Es sollten nur Yamabuki Koi in den Teich falls euch das interresiert.

MfG
Olaf


----------



## Störamigo (2. Aug. 2012)

*AW: Koi im Internet kaufen?*

Hä
warum ist das kein Link
http://www.google.de/imgres?q=Yamabuki+koi&hl=de&safe=off&client=firefo x-a&hs=2tf&sa=X&rls=org.mozilla:defficial&biw=1280 &bih=888&tbm=isch&prmd=imvns&tbnid=TY7lsLmUEWkBwM: &imgrefurl=http://kleinanzeigen.ebay.de/anzeigen/s-anzeige/grosshaendler-aufgepasst-100-stueck-yamabuki-koi-top/21053945&docid=Nv3TcXRI3YhNTM&imgurl=http://i.ebayimg.com/00/s/NjAwWDgwMA%253D%253D/%2524%28KGrHqJ,!jIE697,gMJIBPVg727dOg~~60_72.JPG&w =500&h=375&ei=1roaUPnzCMnGswb4jIHICQ&zoom=1&iact=h c&vpx=868&vpy=445&dur=4069&hovh=194&hovw=259&tx=11 1&ty=90&sig=104988792574316044020/page-2&tbnh=161& tbnw=211&start=22&ndsp=25&ved=1t:429,r:13,s:22,i:1 86

so jetzt sollte es funktionieren


----------



## Joerg (2. Aug. 2012)

*AW: Koi im Internet kaufen?*

Hi Olaf,
du weißt aber schon, dass du in deinem Teich keine Koi halten solltest.
Dann gleich 10 Stück ist schon etwas verantwortungslos.


----------



## Störamigo (2. Aug. 2012)

*AW: Koi im Internet kaufen?*

Noch eben so
Bekannte wollten auch noch welche und ein Bauer nimmt auch welche denn der hat ein Beregnungsbecken was 32 mal 32 Meter groß ist und die tiefste Stelle ist ungefähr so 3,8 bis 4 Meter.
Aber kann mir denn nun einer Tipps zum kauf von kois im Internet geben.

MfG
Olaf


----------



## Lucy79 (2. Aug. 2012)

*AW: Koi im Internet kaufen?*

... Du solltest GAR KEINEN Koi bei Dir halten, will der Jörg Dir damit sagen 

Beregnungsbecken??   Warum will er da Koi einsetzen? sie kriegt er doch eh nicht zu Gesicht....


----------



## Störamigo (2. Aug. 2012)

*AW: Koi im Internet kaufen?*

Hallo
Die sieht man erst heut bin ich rum gefahren und da schwamm er(es ist zurzeit nur ein Koi) und so 12 __ Graskarpfen haben auch gut gefressen.
Das in den Teich keine Koi gehören hab ich verstanden aber grösser geht momentan nicht. wird mit sicherheit noch irgendwann vergrößert aber das war ja nicht die Frage.
Außerdem halten viele Leute Kois in Teichen wie ich ihn habe nur so zum Rande.
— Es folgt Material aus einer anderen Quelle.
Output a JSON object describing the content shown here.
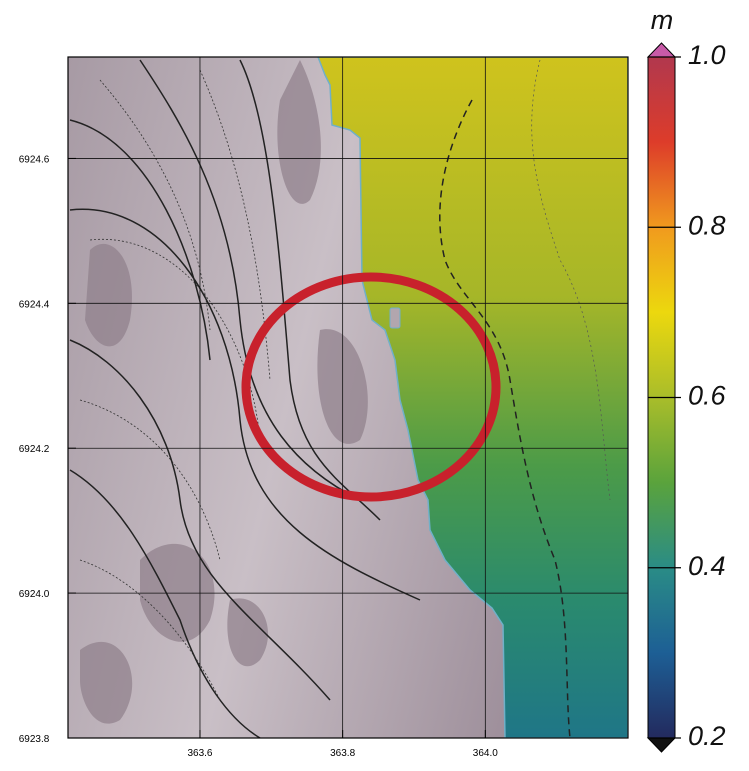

Aber kann mir denn niemand was zum kauf von Koi im Internet sagen oder will bloß keiner was sagen?

MfG Oalf


----------



## Lucy79 (3. Aug. 2012)

*AW: Koi im Internet kaufen?*



Störamigo schrieb:


> Außerdem halten viele Leute Kois in Teichen wie ich ihn habe nur so zum Rande.



Deshalb ists noch lange nicht richtig.....  es halten auch viele Menschen Kaninchen in winzigen Käfigen.. ist genauso falsch.....  und nur ,,weils andre auch machen"   muss man ja nicht genauso bescheuert sein, oder?    das ist Kindergarten....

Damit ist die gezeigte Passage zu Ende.